Я взглянула на него через пелену воды, и так и замерла, разглядывая.

Невольно утонула в этом лике. Не больше сорока. Мягкая улыбка. Серые с каким-то туманом глаза. Каштановые слегка вьющиеся волосы. Тонкие, розовые губы, прямой чуть с горбинкой нос, слегка впалые от усталости щёки. Он был привлекателен, но что-то в его облике заставляло проявить к нему сочувствие. Туман в глазах приобретен жизненной неурядицей. Осунувшееся лицо бессонными ночами и какими-то внутренними переживаниями.

— Схватываешь прямо налету, — широко улыбнулся доктор. Он потёр мою ладонь и, выдохнув, поднялся с койки. — Я — Михаил и сразу же поправлю, я — не врач.
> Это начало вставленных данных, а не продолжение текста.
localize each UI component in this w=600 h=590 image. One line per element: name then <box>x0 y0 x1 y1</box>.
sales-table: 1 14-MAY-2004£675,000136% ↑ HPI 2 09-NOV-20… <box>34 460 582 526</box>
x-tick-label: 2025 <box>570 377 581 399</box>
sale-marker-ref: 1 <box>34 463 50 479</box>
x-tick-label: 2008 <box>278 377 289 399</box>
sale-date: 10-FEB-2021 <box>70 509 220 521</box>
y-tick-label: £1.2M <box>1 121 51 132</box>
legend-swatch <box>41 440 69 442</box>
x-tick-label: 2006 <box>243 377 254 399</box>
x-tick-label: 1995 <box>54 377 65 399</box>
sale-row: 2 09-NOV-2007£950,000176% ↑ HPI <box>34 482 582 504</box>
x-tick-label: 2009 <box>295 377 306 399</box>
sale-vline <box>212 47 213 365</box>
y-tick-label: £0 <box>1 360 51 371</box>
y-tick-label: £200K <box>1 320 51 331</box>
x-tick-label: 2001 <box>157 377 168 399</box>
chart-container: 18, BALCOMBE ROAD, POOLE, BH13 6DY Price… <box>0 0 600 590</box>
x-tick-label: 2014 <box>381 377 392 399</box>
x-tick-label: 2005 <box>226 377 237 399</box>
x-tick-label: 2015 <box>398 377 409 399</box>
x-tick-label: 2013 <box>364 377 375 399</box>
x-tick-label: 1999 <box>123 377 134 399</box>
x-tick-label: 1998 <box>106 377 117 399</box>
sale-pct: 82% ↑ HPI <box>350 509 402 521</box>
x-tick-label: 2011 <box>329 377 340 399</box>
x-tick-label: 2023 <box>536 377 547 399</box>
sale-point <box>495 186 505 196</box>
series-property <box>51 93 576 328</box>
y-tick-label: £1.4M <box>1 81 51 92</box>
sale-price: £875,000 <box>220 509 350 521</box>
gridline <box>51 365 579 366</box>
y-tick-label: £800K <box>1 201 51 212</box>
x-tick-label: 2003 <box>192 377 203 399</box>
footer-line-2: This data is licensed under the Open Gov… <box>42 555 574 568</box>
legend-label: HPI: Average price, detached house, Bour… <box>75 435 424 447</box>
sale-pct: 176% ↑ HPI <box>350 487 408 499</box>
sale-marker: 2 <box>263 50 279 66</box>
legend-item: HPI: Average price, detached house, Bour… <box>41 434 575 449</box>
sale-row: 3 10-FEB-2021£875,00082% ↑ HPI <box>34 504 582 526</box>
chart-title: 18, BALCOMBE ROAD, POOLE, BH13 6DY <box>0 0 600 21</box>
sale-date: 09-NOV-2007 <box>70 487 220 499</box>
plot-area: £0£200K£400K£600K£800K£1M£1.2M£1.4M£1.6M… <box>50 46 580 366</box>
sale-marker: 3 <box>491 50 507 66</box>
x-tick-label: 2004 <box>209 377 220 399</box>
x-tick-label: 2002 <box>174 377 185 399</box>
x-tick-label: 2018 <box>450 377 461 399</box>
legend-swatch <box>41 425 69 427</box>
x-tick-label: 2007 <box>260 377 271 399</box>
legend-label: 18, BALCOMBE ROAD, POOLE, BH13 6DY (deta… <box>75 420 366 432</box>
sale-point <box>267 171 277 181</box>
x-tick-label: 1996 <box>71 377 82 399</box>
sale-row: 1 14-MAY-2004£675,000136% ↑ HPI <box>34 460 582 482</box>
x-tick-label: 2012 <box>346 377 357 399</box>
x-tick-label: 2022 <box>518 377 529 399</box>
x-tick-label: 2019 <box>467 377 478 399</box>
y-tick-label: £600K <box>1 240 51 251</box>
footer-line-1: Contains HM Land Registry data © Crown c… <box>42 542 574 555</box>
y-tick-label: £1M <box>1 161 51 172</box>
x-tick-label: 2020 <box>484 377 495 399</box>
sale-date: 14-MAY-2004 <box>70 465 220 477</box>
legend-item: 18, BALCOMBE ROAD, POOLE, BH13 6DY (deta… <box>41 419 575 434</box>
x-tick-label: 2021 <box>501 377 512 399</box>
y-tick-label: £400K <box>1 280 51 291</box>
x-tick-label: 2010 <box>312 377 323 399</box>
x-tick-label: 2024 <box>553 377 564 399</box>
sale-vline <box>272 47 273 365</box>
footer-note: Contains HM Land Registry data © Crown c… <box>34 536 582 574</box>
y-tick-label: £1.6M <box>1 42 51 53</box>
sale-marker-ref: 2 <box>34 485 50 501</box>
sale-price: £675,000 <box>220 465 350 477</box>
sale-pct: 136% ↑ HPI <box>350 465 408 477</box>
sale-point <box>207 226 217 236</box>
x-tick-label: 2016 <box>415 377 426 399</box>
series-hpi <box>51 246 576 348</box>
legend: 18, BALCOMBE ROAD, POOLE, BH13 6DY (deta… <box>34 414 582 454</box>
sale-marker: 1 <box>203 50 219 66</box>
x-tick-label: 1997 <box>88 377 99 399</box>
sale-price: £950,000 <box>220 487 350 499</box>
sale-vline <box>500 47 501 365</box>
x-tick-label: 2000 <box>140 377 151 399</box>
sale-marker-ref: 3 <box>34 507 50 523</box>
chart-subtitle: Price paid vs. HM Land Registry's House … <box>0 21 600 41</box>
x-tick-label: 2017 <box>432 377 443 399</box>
Фаина по-любому уже наплела.

Опешив, уставилась на мужчину.

— Не понимаю…, — контрольно заглянула под больничную рубашку — верно, бинты. — А как же это всё?

— Я — бывший хирург, — кивнул он, и в голосе уличила сиплость давней тоски. — Это стены моего консультационного центра по ортопедии и нейрохирургии. Операции здесь запрещены. В плане тебя, у меня не осталось выбора, прости. Ты могла умереть, не доехав до квалифицированных врачей. Повезло, что по встречке ехал тогда именно я. Твоя машина упала в кювет и дважды перевернулась. Честно сказать, думал, что ты погибла. Изо рта шла кровь. Связь на той трассе ужасная, а моя клиника в десяти минутах пути оттуда. Потому решил действовать сам.